ロシアでは、健康に対する意識が高い人もいるが、喫煙や過度の飲酒がやめられない人もいる。特に男性の平均寿命は日本人と比べて短く、約66歳だ。個人の悪習に起因する病気を予防しようとすれば、患者の生活習慣の自由を制限することになる。もし医療をサービスと捉えるならば、顧客(患者)の満足度は下がってしまう。このジレンマに悩む予防医学の専門家に対し、田倉教授は「患者の自由を制限して患者に嫌われても、やるべきことをやり、プロフェッショナルの視点から進めていくことは最も価値がある」とアドバイスした。
さてロシアの国公立病院といえば基本的に悪名が高く、日本人駐在員はまず近づかない。モスクワに関して言えば、ヨーロッパメディカルセンターやアメリカンメディカルセンターなど、欧米系の私立病院を利用する人が多いようだ。ロシア国民であれば地域病院で無料で診察・治療してもらえるが、富裕層の中には保険を購入して私立のクリニックに通う人も増えている。お金を払ってまでも私立病院を選ぶのは、待ち時間が長い・手続きが煩雑・医師の資質や診療の質に疑問があるなどの理由によるものである。
しかしコムソモーリスカヤ・プラウダ紙によれば、ヤロスラヴリのカイゼンの結果はすぐさま大成功とは言えないようだ。特に、今まで何もかも紙とボールペンですませていた人々にとって急激なIT化は大きな衝撃であり、ある病院では年配の内科医が2人も退職してしまった。いっぽう、「一本指」でなんとかキーボードを打っている医師もおり、データの打ち込みに必死で患者に割く時間がなくなるという皮肉な結果を招いた。患者の方も年配者が多く、システムの急激な変更についていけていないようだ。かつては黒板に書かれていた医師の勤務時間表がすべて電子モニターに表示されるようになり、字を読むのが間に合わないというクレームが届いている。また、予約のための新サイトの使い方がわからず、コールセンターに電話が殺到し、対応しきれていないという。移行に伴う混乱は、まだしばらく続きそうだ。
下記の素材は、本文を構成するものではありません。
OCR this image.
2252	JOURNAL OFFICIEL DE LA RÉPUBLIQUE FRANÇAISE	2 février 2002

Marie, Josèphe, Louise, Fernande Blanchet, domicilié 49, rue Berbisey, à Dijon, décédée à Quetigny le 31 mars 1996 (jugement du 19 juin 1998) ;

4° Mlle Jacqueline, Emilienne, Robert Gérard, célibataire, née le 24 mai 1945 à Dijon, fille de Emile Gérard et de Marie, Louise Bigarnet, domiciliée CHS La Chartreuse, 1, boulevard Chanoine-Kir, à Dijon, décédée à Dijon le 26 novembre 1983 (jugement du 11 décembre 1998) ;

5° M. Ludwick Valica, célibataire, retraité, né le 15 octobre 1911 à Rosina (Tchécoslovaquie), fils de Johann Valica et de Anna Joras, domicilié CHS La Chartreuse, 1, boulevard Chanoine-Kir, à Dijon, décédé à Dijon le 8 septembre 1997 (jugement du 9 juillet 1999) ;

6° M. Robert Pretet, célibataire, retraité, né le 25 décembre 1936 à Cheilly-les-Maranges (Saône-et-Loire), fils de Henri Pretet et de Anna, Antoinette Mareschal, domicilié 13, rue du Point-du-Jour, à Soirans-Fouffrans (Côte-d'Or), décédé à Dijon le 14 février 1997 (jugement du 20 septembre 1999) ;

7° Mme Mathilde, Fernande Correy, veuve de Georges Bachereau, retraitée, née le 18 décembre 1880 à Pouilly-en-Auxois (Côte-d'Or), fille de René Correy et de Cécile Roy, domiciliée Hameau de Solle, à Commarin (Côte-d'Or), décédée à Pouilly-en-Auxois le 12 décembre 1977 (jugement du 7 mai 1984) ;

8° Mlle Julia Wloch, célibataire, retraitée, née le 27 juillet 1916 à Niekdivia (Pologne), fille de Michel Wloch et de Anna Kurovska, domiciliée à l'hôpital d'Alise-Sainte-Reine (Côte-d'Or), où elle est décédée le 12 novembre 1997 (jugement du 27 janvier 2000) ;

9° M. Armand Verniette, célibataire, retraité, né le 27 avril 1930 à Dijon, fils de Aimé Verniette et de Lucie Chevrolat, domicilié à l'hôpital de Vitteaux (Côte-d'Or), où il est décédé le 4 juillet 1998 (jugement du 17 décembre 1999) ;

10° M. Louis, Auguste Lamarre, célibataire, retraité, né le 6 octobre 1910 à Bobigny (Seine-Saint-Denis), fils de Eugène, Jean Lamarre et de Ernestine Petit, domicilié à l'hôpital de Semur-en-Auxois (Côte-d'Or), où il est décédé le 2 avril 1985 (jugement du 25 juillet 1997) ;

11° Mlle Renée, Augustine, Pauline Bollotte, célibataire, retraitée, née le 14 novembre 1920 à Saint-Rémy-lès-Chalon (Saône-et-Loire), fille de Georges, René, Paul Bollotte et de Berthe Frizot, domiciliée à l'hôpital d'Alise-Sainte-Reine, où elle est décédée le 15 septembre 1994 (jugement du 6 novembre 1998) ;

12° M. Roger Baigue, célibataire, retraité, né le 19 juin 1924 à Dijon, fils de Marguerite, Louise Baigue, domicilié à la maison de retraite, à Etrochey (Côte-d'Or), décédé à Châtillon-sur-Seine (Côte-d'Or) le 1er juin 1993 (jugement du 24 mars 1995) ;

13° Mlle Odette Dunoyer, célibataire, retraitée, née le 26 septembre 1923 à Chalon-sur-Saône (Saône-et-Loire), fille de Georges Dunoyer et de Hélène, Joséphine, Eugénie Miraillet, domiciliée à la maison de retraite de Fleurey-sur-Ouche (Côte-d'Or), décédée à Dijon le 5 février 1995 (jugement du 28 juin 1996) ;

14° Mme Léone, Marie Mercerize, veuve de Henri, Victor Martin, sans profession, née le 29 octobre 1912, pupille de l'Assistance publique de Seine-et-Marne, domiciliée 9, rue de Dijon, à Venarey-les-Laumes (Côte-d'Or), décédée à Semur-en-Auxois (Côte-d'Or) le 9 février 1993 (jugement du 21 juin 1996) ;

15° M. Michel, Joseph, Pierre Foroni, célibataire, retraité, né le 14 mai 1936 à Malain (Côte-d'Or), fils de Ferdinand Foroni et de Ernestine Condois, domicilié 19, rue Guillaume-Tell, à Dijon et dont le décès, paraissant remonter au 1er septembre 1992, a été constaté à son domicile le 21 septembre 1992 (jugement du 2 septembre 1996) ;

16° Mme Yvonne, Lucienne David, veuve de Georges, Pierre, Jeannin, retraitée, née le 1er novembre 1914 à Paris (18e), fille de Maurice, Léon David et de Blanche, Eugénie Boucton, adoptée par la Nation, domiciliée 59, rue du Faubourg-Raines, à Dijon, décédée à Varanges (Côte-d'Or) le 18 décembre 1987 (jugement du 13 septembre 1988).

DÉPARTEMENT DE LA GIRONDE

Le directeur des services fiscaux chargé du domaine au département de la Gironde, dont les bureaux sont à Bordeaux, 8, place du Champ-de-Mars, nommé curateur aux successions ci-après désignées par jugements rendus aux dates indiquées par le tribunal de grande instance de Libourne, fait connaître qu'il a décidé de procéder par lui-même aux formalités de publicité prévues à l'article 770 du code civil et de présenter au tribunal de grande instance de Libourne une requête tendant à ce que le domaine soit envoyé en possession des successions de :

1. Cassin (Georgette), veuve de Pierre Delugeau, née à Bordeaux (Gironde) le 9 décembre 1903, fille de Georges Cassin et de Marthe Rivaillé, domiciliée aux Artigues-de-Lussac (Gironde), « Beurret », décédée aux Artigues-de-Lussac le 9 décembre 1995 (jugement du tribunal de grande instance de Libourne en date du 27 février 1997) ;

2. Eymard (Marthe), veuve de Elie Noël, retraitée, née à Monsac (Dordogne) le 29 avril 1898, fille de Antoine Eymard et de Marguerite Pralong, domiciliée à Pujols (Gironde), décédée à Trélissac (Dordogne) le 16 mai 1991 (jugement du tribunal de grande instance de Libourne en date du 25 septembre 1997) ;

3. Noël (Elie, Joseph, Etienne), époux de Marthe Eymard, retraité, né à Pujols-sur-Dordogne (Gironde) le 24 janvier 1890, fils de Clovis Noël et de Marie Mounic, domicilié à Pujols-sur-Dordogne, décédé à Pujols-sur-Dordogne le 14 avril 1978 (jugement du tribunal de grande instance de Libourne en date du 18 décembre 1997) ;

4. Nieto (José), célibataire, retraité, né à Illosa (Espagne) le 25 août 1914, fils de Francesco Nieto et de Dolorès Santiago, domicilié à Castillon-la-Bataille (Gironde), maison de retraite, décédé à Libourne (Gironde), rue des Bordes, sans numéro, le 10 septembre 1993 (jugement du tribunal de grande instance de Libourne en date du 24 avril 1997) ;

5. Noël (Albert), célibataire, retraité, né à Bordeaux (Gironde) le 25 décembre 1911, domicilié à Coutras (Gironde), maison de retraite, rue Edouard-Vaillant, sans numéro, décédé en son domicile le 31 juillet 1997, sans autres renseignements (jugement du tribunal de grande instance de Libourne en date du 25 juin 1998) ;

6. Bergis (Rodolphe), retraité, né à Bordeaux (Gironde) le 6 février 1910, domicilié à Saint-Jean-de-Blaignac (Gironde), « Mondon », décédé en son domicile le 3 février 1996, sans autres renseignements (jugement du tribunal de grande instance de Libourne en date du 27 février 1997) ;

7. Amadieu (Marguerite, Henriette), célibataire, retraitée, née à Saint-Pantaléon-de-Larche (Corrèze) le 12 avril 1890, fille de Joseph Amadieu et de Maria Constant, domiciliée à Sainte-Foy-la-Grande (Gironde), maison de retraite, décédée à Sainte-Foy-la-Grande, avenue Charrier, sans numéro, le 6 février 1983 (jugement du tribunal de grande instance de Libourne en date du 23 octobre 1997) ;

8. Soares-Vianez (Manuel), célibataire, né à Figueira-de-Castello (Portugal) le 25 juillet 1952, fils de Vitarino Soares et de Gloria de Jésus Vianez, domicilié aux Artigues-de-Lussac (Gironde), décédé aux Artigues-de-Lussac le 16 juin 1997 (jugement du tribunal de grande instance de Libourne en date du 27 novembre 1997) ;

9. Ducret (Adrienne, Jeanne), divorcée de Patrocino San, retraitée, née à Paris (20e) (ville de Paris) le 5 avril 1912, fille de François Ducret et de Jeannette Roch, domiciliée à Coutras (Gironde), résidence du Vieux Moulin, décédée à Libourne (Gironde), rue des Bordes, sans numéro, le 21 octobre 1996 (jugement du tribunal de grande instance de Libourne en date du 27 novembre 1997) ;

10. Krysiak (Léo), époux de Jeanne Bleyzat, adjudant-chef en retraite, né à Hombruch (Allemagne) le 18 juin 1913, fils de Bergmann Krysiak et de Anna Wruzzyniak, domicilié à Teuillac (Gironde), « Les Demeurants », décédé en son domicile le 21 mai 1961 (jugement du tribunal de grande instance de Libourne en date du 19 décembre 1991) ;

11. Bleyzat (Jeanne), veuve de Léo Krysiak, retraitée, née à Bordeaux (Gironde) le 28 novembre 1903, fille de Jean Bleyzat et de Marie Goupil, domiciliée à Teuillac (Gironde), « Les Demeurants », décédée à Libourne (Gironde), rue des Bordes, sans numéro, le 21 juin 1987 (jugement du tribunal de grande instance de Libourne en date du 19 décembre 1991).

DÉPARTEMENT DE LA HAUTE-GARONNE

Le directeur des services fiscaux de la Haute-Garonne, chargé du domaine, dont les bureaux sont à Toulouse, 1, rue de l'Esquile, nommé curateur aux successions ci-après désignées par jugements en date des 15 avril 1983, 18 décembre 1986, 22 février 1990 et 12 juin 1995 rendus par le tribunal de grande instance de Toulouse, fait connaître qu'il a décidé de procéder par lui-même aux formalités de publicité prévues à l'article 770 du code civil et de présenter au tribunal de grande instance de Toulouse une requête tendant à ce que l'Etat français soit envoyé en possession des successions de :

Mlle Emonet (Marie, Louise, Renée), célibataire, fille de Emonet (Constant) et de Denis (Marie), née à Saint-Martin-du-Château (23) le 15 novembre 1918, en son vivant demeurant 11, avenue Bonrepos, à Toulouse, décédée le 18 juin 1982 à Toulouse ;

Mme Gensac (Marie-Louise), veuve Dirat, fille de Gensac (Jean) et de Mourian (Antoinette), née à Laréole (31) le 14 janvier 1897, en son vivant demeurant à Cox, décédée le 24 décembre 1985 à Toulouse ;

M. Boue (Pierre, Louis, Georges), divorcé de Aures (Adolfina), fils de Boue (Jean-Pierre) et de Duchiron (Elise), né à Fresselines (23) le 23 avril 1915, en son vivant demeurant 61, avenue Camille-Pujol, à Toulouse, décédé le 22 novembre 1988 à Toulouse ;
田倉教授は「医療のカイゼンに関しては、日本もロシアも本質的なところは変わりません。しかしカイゼンの実行となると、地域特性や文化などの様々な要素がありますので、ロシアの方々が試行錯誤しながらそれぞれに合った方法を作っていただければと思います。また、それがフィードバックされて日本の次のカイゼンの参考になれば良いと思います。ロシアの病院は、まずは臨床のカイゼンに興味があるということがわかりましたが、将来的には、病院経営という観点からのカイゼンに移行していかざるを得ないでしょう」と話している。